Monday, August 8, 2016

'Twas the night before Labor Day...

Later this month is mine and my wife's anniversary, and, despite the sitcom stereotypes, I never forgot it. But this year will be decidedly sadder than last. Right now, I have what they call anticipatory grief! I'm upset now, because I'm assuming I'll be upset then. Which is a fairly safe assumption, I should think. Although I might end up just back into shock for the day and it could pass in a lovely, blurry fog. 

I've said before how I'm not big on sunshine and summer. Our anniversary was really the only reason I had to look forward to the mosquito-y times of the year. Surprisingly enough, I'm not big on Labor Day: I don't even get a tree or hang lights. And friends sending me pictures of their family as Labor Day cards? Ugh.  I just want the weather and leaves to change and bring me from summer into autumn because...well...actually October is when my wife died. Shit. I guess the anniversary of her death can't be as bad as the actual death was! It's something!

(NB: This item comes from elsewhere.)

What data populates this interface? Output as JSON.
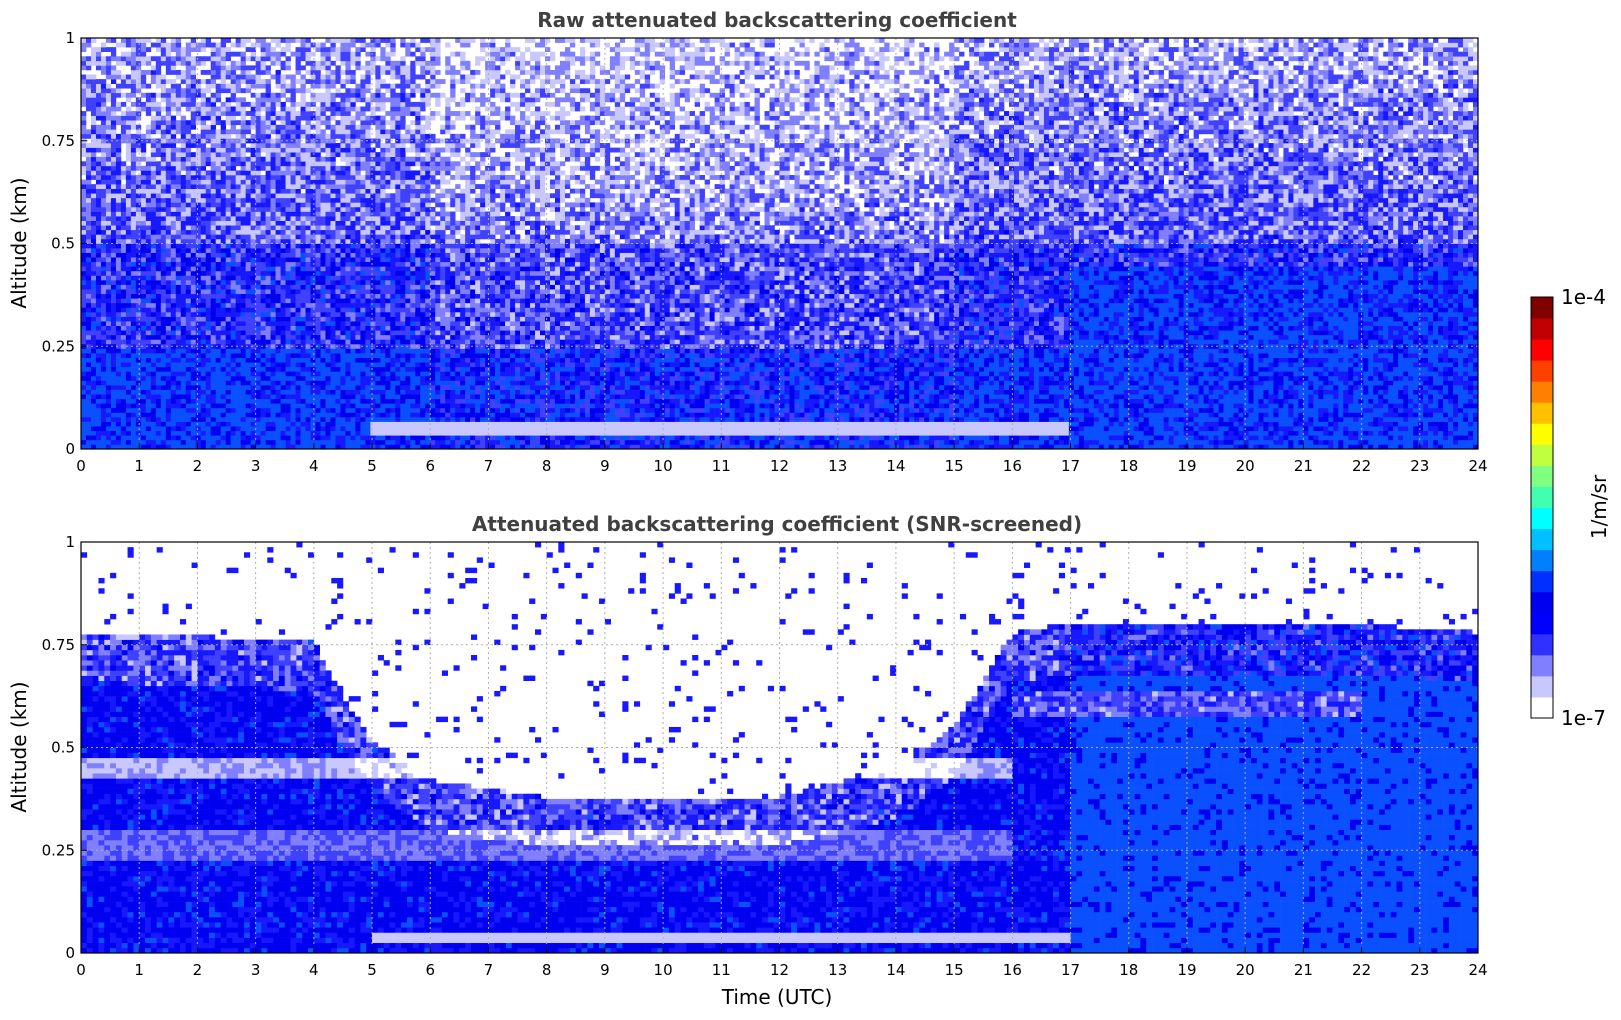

In my grief groups, I've been told that anticipatory feelings can be worse than the actual day. I've also been told that the second year can be worse than the first year, because the shock and fog start to lift and grief feels more real. So regardless of how the milestones go, there's something to look forward to! I think the lesson is to focus on the now: if I'm not too overly sad at the moment, just try to enjoy that. I can articulate the lesson, but actually putting it into practice? I think it'd be easier to find myself a Labor Day tree.